As the global impact of COVID-19 continues to reshape the business world, the return to office life is in full swing across the country. Recent White House guidance has placed the importance of indoor air quality high on the minds of business leaders and owners of commercial real estate. These guidelines offer tips and regulations on how employers can invest in the improvement indoor air quality as an added layer of protection for employees, visitors, and customers, including the use of science-backed technologies like ActivePure.
ActivePure's Chief Medical and Science Advisor, Deborah Birx M.D., and Chief Commercial Officer Amy Carenza recently joined the Wharton Business Daily to discuss these ongoing efforts toward improving indoor air quality in office buildings as millions go back to work. As respected leaders in their fields, Dr. Birx and Carenza have played an integral part in helping large corporations and organizations find a solution to improving indoor air quality while also meeting Environmental, Social, and Governance (ESG) benchmarks.
The Wharton Business Daily regularly features top business leaders, entrepreneurs, and faculty from the University of Pennsylvania's Wharton Business School. Each episode offers listeners a glimpse into the latest news, trends and major developments in the business world. In this latest interview with two of ActivePure's leading executives you will gain insights from industry experts on the current state of COVID-19, air purification technology, and the future of indoor air quality for schools and businesses.
While not a new concern, indoor air quality has quickly become an organizational imperative in the wake of a global pandemic spread through highly contagious respiratory pathogens like the COVID-19 virus. While most believe increased ventilation and filtration is enough to address indoor air quality concerns, its limitations pose risks and increased environmental impacts. Although ActivePure's advanced air and surface technology has been around for more than 60 years, its technology has become increasingly critical to help organizations effectively counteract the stresses of the pandemic and contagious airborne pathogens.
A major takeaway from the global pandemic was the reminder and recognition that invisible threats like viruses make it difficult to know how well a physical area is protected and whether employees are at risk from airborne particles. Traditional ventilation can take up to three hours for a complete air change and removal of any airborne particles, but the possibility of recontamination increases over longer periods of ventilation time. ActivePure Technology, by contrast, continuously works to reduce pathogens in the air and on surfaces in real-time.
"If you do not put in an extra layer of protection of continuous and active reduction in the virus content of the air, then you'll continue to have transmission," Dr. Birx explains in the podcast. "We are trying to deal with and actively work with buildings, managers, and CEOs because it is invisible, and this technology continuously acts to reduce the viral load in the air."
At ActivePure, the goal is clear: empower organizations to help their people survive and thrive under pandemic-related pressures by giving them reassurance of a healthy work environment. Dr. Birx and Carenza have partnered to share the importance of indoor air quality, providing insight on the state of the pandemic as well as steps businesses can take to simultaneously address ESG criteria and indoor air quality.

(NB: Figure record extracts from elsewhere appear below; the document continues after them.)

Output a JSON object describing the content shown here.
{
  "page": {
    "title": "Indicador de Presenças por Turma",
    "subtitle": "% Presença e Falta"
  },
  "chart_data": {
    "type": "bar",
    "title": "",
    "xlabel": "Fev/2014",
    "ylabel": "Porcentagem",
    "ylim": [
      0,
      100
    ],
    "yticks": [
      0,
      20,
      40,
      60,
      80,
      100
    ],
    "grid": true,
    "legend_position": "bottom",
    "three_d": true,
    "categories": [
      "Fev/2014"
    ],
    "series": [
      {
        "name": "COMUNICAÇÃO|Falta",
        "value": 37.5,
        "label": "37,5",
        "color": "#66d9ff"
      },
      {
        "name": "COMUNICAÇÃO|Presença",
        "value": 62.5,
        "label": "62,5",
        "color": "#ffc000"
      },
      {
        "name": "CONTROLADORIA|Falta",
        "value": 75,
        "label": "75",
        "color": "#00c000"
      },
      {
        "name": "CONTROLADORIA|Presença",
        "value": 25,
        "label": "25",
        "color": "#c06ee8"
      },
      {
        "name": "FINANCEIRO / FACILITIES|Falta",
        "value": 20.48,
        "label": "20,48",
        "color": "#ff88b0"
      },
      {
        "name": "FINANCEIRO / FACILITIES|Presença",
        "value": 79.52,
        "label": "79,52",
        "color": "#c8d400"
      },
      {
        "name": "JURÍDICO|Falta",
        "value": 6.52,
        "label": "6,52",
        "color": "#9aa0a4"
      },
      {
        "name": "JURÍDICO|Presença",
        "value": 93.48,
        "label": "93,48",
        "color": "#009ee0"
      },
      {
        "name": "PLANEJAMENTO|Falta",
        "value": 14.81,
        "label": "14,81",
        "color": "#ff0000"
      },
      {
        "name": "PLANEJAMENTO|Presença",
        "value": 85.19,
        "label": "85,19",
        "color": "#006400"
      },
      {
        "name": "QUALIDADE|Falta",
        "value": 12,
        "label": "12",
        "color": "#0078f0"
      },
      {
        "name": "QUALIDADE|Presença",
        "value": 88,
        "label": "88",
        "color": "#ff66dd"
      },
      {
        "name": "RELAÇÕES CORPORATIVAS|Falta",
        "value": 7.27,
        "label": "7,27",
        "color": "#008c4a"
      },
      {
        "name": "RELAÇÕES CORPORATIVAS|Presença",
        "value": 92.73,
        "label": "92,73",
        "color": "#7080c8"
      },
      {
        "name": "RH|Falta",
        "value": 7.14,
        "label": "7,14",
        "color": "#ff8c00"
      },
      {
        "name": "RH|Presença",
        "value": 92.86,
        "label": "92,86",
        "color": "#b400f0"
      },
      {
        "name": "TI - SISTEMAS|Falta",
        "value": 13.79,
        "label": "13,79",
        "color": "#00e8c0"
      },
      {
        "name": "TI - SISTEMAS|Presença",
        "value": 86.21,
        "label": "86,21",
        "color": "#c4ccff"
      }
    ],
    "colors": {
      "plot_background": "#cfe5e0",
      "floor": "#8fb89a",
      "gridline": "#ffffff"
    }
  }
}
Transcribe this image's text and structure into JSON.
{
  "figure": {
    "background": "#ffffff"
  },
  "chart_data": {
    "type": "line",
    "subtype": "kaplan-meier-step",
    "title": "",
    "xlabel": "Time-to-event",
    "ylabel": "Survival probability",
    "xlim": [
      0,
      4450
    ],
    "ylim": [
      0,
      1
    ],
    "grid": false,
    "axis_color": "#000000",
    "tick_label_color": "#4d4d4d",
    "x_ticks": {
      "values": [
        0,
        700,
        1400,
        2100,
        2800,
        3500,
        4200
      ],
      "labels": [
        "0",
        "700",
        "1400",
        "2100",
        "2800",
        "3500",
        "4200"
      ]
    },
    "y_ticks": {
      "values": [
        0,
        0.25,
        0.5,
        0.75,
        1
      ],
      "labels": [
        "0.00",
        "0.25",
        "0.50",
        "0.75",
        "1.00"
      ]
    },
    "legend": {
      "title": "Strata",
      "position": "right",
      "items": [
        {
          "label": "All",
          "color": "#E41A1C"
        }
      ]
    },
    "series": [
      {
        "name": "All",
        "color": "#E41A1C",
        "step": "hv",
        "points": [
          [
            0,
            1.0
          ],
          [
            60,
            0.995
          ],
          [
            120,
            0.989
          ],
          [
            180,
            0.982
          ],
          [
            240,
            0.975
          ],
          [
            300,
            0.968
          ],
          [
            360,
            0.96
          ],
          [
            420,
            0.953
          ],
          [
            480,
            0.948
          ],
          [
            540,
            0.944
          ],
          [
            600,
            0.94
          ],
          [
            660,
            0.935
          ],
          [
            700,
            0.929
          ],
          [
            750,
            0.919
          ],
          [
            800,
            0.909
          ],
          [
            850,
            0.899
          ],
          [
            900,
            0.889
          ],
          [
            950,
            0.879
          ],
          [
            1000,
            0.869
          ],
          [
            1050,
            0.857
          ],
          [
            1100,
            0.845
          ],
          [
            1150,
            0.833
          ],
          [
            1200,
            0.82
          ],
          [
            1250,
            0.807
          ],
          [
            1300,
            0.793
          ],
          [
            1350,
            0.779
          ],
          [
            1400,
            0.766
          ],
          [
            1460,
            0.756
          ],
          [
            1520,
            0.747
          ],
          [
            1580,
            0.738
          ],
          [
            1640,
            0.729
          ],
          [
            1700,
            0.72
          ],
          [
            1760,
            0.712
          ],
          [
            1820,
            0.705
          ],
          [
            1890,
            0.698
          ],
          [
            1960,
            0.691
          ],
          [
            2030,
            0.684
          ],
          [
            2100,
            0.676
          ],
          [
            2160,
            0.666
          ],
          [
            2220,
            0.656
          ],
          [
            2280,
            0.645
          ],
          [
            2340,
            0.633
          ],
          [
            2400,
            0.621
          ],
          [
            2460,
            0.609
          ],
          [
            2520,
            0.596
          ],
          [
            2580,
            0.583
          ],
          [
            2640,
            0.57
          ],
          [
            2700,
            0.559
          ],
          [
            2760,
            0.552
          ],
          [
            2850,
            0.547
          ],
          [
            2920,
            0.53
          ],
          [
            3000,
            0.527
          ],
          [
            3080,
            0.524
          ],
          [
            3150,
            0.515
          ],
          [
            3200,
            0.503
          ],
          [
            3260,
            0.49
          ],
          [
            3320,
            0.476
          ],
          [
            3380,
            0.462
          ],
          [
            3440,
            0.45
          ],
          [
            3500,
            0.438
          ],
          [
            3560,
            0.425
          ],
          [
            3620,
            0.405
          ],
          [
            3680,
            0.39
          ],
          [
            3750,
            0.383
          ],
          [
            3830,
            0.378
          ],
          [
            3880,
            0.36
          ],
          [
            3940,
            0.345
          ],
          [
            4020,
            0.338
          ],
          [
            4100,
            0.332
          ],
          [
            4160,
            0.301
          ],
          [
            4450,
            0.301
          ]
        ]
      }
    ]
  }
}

ActivePure brings the same process that lessens the spread of transmission outdoors to the indoors. Through Advanced Photocatalysis, the technology creates therapeutic molecules that help retain the comfort of indoor spaces while retaining the safety of outdoor air.
"We applaud the moves that have been made to improve ventilation filtration, but you have to at some point acknowledge the innate limitations and start looking to new emerging technologies that can disinfect the air in a room," Carenza said on the radio show. "Helping to get that narrative out and helping people understand that they have a choice and options available to change the course of this pandemic is ultimately a good news story."